Not only does Madison love working with the staff, but also with the technology. “Just walking through the BIT floor you have all these really cool, really expensive pieces of technology. Learning how to use them and how they can help you run your experiment [excites me],” she said. Those who work in the prep lab get first looks at the new equipment that is brought in, and often are the ones teaching the faculty how to use it and readying protocols for the students. Setting up equipment protocols is something students normally wouldn’t think twice about, but it is a crucial part to labs running smoothly. Madison said one of the best parts of her job is “being the person that helps students the way that someone helped me when I was in the courses.” Whether that’s through preparing the materials, aiding students in using the equipment, or simply making sure each round of students has a clean and stocked workstation. So students, if you see any of the prep-lab staff, make sure to say thank you for all the work they put in!
“It’s nice to be able to have this position where I’m learning, but not for a grade”
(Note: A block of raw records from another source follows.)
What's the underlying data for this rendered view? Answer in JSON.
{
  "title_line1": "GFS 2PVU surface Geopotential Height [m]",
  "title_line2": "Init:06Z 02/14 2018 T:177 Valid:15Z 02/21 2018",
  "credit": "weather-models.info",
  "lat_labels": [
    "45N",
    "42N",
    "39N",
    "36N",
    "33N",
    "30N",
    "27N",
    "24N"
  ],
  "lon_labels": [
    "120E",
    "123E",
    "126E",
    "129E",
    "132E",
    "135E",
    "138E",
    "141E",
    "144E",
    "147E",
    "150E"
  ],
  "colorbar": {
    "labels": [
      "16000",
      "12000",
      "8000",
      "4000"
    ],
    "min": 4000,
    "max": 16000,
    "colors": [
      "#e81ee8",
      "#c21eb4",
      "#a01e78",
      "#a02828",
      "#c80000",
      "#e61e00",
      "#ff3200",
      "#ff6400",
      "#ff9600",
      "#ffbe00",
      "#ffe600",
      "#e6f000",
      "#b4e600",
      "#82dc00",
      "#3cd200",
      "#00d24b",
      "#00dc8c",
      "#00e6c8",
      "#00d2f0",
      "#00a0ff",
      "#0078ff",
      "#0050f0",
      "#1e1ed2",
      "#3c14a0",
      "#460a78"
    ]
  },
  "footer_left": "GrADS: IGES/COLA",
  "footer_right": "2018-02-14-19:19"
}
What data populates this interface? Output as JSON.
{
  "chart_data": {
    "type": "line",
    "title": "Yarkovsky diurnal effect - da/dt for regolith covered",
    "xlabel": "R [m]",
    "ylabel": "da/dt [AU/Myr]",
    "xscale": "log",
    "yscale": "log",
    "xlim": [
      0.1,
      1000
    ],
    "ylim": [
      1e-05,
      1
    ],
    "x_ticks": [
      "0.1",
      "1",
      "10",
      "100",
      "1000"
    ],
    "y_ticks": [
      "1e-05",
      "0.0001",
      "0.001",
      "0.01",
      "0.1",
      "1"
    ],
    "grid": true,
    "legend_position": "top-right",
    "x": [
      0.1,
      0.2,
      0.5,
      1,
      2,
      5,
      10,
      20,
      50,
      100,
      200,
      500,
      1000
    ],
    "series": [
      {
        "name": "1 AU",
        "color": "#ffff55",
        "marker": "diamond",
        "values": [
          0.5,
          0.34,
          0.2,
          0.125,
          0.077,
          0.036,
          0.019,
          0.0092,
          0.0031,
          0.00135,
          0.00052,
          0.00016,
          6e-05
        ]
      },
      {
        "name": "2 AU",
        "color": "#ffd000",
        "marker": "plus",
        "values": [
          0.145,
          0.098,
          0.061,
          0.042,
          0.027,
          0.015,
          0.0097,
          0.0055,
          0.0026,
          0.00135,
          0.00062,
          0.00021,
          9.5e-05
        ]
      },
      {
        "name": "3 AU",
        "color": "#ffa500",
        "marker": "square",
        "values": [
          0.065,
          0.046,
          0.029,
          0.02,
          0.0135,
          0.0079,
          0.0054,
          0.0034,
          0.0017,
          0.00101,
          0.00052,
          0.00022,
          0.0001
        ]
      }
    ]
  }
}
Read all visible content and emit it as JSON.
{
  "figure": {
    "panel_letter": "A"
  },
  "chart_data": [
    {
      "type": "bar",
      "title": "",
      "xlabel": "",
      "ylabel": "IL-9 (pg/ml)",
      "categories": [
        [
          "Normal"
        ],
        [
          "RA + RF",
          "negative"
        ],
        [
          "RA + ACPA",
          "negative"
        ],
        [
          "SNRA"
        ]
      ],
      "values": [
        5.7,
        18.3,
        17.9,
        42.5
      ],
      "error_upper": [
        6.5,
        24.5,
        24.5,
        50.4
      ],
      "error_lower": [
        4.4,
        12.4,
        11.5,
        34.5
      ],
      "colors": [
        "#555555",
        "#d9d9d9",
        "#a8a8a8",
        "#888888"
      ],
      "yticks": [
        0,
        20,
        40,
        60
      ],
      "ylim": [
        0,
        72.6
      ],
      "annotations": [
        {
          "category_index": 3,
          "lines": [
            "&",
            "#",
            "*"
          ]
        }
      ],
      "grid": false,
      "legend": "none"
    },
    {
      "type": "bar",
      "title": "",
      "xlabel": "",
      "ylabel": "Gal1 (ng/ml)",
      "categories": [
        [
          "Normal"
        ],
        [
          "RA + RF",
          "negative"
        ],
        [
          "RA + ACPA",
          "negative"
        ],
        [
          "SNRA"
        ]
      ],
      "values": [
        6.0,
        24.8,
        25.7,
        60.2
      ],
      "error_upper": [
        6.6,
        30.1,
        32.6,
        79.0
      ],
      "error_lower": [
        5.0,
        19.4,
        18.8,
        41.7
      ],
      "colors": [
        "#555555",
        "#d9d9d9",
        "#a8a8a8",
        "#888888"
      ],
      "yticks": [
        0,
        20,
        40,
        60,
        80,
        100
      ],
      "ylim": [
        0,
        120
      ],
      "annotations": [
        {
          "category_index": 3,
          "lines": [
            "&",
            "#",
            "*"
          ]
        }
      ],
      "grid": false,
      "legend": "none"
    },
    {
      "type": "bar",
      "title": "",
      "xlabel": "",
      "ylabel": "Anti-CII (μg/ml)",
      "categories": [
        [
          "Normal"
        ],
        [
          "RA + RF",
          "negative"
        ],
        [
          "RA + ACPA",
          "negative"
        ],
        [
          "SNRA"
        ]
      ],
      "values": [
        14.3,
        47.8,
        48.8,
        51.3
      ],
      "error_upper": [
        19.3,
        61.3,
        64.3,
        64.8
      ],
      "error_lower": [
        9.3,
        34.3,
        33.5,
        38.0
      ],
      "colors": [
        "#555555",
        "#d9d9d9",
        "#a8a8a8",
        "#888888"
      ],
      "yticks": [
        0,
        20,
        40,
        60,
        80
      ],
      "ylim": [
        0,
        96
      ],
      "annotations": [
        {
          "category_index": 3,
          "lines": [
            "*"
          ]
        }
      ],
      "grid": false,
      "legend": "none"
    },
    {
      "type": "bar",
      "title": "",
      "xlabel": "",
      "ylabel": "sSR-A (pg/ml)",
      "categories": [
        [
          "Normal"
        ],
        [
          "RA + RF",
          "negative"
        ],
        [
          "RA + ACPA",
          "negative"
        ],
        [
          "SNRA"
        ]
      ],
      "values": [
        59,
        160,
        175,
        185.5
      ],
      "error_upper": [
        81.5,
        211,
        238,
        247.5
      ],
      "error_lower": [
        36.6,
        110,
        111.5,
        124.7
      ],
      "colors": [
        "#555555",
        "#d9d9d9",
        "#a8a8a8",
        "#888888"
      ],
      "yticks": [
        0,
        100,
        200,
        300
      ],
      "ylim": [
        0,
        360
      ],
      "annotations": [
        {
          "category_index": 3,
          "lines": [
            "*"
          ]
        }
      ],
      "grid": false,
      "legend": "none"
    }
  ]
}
Madison originally took this job because it provided the best of both worlds for her. “Burn out” is a very real experience for most college students, and jumping straight into grad school classes can intensify the feeling. “It’s nice to be able to have this position where I’m learning, but not for a grade… I’m getting the lab experience of an undergrad, but I’m getting paid which is really nice” she explained. As we get closer to the end of the year, she’s preparing to apply to graduate schools in the area. The Raleigh-Durham-Chapel Hill area, better known as the research triangle, has great opportunities in biotechnology, and specifically pharmacology. This is the type of masters degree Madison would like to pursue, making the Raleigh area a great place for her to earn her second degree and make connections. Since her research had been primarily focused on a specific breast cancer mutation, Madison mentions how she would love to stay in the realm of studying cancer but is open to whatever catches her eye. “Who knows! I might get accepted into grad school and find a lab that I think is really cool, and when I go and absolutely love it, I can change my mind [about what I want to pursue]” she said. Whatever Madison finds in her future, her time as a student, researcher, and lab assistant within the BIT Program will aid her journey and provide a community of professionals who support her.